Some film historians suspect Rex Ingram began losing interest in The Magician while filming the project and left sequences he did not find interesting to others to direct. This may account for why his credit on The Magician reads "Supervised by Rex Ingram." Henry Lachman claimed to have directed the Sabbat sequence and Powell supports this account in his memoirs.

According to critic Carlos Clarens, the orgy scene recalls artistic depictions of the Greek god Pan, whom he listed as being portrayed by Stowitts, the American dancer at the Folies Bergere."

For theatre historians, The Magician provides a rare film record of the actor Firmin Gémier (1869-1933) in the supporting role of Dr. Porhoët. As a young man, Gémier had been a company member of two of the most important and influential avant-garde theatre companies in Paris in the 1880s and 1890s, working for André Antoine's Théâtre Libre and Aurélien Lugné-Poe's Théâtre de l'Œuvre. For the latter, he created the role of Père Ubu in the original production of Alfred Jarry's notorious Ubu roi (1896). When Antoine became artistic director of the national Théâtre de l'Odéon in 1906, he tapped Gémier to take over the artistic direction of his former operation, the Théâtre Antoine.
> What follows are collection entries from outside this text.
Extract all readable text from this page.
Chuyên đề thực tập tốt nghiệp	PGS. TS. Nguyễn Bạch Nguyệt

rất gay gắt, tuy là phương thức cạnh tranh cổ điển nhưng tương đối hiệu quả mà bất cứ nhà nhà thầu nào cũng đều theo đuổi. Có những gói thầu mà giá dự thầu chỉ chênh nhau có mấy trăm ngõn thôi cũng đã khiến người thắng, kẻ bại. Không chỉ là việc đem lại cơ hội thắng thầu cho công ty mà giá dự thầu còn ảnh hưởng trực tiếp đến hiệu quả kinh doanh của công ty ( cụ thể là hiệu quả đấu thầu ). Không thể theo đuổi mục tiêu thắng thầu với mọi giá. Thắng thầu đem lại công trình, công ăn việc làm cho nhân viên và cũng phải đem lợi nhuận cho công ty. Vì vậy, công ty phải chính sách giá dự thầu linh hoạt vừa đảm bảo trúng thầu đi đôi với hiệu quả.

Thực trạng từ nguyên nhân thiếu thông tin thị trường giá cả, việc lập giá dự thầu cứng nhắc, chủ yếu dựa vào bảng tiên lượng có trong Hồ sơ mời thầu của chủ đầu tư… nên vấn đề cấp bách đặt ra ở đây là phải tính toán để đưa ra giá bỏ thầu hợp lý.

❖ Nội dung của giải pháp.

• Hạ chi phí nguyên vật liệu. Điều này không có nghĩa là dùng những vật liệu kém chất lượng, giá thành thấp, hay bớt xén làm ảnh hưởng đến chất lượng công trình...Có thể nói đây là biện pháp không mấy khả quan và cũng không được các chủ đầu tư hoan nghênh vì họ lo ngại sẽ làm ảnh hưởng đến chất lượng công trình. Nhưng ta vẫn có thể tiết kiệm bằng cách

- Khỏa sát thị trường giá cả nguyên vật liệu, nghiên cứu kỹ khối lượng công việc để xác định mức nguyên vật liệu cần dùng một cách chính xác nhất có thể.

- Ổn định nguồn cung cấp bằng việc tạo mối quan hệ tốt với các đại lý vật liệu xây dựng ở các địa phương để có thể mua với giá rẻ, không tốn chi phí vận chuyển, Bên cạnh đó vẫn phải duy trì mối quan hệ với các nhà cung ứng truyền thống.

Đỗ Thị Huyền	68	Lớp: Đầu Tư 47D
Gémier appeared in only eight films, and his brief appearance in The Magician gives modern audiences a glimpse at what this prominent modernist theater star was like.

== Reception ==
Lawrence Reid of Motion Picture News praised the film as "weird, fantastic, adequately suspensive, and shivery . . . no matter how it is accepted (there isn't so much of the box-office ring about it, after all) no one is going to dismiss it as something that doesn't belong . . . The film is splendidly atmospheric, contains some unique settings and is very well acted by a cast of international flavor." Mordaunt Hall of The New York Times was impressed with the cast, writing that Alice Terry was "beautiful and phlegmatic," Ivan Petrovich "emphatically sympathetic and capable," and Paul Wegener "with good make-up" giving a "restrained performance."

Conversely, Variety's Fred was impressed with Wegener's performance yet more critical of the film, calling it "a very slow moving, draggy picture that has but a single thrill." Similarly, the Cleveland Plain Dealer described the film as "A wild, improbable tale, not without its suspense and interest," adding that "Ingram can never be stupid, but he is of late sometime careless."

==Soundtracks==
Silent film composer Robert Israel created a score for the Turner Classic Movies reissue of the movie. The Ragged Ragtime Band created and performed a score for The Magician at the Brighton Fringe Festival in 2012. The Nenagh Silent Film Festival commissioned Eoin Mac Ionmhain to compose and premiere a live score for The Magician in 2013. In 2022 Redwood Creek Films released a 4K restoration of the movie with a new score by Laurent Pigeolet.